Demography plays an important role in domains related to socio-cultural complexity, subsistence strategies, and cultural ecology. Although the Middle Ages in Central Europe (ca. 500–1500 CE) was a period of major political, economic, and socio-cultural change arising from the establishment of the first principalities and the adoption of Christianity by the West Slavic tribes, our knowledge about its population dynamics is based only on archaeological studies and rare historical sources. This study is based on skeletal data. We predicted population growth and fertility levels using the proportion of non-adults in skeletal samples quantified with the D5+/D20+ ratio (the ratio of the number of skeletons older than 5 years to the number of skeletons of those older than 20 years).

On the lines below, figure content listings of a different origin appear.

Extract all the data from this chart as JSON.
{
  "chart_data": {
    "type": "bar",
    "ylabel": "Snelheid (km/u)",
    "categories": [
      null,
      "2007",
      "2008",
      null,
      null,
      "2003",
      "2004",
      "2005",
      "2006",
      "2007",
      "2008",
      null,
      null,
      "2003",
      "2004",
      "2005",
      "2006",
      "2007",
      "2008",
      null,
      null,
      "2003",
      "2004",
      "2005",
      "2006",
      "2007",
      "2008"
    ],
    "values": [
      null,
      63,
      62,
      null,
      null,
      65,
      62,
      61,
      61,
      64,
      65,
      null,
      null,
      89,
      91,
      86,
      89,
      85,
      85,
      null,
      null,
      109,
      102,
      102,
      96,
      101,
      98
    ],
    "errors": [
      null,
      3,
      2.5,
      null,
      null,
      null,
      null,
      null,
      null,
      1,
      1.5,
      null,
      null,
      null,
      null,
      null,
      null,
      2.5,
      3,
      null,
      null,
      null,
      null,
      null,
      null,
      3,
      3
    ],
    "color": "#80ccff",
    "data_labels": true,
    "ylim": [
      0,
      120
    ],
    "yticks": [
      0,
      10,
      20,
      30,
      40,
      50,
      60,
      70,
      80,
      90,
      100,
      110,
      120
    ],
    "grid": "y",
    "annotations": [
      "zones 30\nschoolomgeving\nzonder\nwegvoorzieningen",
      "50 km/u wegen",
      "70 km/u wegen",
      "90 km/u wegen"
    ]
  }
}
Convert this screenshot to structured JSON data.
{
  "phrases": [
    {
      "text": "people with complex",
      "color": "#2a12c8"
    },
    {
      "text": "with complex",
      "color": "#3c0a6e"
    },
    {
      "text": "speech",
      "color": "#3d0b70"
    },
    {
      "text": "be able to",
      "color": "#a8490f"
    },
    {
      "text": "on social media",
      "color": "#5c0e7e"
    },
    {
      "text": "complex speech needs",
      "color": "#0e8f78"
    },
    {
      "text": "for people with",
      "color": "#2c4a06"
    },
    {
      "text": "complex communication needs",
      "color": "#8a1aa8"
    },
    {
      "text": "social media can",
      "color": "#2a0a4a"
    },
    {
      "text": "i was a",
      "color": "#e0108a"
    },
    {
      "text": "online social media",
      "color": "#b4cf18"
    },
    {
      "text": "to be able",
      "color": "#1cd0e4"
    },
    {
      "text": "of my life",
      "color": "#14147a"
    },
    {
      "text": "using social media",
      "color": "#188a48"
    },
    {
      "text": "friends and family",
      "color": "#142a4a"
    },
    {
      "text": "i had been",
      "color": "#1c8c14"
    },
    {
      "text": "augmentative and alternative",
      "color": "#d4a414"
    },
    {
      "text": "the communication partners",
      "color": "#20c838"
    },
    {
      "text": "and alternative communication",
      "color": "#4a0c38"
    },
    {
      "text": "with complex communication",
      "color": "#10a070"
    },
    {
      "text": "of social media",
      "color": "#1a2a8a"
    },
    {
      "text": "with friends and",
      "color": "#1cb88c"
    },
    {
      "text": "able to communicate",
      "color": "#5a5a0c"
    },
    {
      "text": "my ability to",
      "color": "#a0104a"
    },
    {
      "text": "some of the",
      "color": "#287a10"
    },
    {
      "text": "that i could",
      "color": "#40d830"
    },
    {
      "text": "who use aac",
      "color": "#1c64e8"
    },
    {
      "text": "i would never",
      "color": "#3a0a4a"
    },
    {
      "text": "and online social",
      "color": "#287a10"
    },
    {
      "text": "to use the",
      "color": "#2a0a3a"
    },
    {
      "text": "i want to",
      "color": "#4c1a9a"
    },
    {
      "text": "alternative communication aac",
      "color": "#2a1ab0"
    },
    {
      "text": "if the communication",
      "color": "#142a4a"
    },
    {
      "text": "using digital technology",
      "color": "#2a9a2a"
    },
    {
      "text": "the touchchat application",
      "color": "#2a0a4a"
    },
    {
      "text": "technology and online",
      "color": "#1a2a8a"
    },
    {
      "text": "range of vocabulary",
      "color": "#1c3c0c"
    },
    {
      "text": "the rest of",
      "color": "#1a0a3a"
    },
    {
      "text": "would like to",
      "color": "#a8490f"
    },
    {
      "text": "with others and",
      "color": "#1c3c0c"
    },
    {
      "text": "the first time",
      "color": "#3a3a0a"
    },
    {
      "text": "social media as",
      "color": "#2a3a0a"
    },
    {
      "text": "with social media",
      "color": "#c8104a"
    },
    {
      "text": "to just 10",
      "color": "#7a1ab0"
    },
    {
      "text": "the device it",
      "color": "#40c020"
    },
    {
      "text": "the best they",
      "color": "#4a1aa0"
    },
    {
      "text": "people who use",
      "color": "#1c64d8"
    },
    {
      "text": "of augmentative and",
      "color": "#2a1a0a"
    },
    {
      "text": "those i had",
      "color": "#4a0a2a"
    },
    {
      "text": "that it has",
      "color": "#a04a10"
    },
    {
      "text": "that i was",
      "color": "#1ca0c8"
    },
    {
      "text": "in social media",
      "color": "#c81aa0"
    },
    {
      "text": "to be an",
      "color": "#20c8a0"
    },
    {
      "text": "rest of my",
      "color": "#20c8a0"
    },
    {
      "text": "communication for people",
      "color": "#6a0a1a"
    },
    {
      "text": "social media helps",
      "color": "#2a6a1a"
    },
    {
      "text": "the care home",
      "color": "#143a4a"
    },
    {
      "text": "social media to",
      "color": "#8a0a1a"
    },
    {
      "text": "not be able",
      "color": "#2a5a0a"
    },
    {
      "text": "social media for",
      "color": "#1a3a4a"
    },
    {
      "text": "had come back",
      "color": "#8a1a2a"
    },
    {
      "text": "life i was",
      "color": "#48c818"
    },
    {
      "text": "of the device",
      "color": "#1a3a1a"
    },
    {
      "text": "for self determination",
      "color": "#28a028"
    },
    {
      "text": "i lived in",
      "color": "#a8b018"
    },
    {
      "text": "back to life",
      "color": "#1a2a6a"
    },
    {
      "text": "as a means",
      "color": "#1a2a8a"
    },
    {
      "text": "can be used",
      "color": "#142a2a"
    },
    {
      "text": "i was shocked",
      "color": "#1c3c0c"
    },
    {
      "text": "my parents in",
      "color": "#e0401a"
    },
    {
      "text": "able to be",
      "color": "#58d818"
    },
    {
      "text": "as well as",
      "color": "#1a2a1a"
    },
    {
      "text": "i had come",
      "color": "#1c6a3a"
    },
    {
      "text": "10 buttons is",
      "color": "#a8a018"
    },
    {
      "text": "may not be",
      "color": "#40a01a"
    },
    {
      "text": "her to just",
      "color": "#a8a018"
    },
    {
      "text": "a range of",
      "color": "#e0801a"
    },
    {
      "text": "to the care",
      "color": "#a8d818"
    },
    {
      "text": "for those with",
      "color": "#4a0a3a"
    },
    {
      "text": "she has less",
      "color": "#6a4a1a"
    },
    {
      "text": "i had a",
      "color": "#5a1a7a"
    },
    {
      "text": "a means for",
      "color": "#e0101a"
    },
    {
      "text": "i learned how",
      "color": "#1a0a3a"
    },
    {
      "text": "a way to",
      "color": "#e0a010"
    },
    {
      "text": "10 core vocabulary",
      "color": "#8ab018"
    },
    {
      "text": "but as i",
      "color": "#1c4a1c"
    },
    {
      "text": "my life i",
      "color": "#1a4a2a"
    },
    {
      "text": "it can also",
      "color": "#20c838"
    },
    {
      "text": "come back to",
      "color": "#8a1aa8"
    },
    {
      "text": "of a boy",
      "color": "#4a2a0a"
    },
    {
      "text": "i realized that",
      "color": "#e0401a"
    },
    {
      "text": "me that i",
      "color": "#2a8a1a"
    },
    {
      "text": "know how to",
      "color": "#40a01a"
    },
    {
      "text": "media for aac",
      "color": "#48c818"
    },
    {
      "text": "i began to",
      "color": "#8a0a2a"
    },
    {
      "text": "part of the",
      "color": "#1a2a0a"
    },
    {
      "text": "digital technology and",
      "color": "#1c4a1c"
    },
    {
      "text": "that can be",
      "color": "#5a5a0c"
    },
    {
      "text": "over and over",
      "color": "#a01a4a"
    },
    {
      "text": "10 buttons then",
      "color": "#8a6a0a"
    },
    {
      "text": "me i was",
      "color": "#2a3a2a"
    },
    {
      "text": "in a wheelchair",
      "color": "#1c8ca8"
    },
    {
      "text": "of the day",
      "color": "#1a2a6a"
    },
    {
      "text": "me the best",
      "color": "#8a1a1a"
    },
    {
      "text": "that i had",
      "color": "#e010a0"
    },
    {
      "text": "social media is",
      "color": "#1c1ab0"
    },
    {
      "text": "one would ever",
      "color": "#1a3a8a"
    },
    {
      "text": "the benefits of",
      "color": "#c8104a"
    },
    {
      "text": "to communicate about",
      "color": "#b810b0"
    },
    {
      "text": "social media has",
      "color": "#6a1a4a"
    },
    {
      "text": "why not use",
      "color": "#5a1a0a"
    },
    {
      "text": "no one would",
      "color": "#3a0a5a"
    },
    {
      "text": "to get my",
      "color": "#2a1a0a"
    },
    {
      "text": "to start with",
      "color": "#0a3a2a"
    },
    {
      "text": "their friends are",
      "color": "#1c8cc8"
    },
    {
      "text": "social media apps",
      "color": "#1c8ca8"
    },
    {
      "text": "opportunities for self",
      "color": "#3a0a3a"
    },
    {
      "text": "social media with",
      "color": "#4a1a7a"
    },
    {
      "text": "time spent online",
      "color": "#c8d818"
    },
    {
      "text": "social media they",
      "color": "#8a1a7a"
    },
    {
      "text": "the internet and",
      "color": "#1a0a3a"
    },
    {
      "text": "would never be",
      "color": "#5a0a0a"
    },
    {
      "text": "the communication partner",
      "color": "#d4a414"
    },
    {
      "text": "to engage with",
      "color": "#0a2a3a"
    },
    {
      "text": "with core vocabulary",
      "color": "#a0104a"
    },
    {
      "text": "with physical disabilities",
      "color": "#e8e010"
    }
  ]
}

We adopted a new methodology that accounts for stochastic variation in small-sized skeletal samples. We computed the D5+/D20+ ratio in a large sample of 59 skeletal samples (12,805 individuals) from four chronological stages of the Middle Ages. Assuming that the D5+/D20+ ratio is a growth and fertility rate indicator, we predicted the growth and total fertility rates of the communities from which the skeletal samples were drawn and reconstructed their profiles over the chronological frame between 500 and 1500 CE. Our main result is that the growth and fertility rates increased during the politically and economically favourable period of the Great Moravian Empire (9th century CE) and then dropped significantly after the collapse of the whole system in the Post-Great Moravian Period (900–1200 CE). We estimate that the decline in fertility represented a decrease of 1.0–1.2 children per woman, on average. We hypothesize that the observed fertility change might be a response to deteriorated conditions, which decreased overall reproductive success.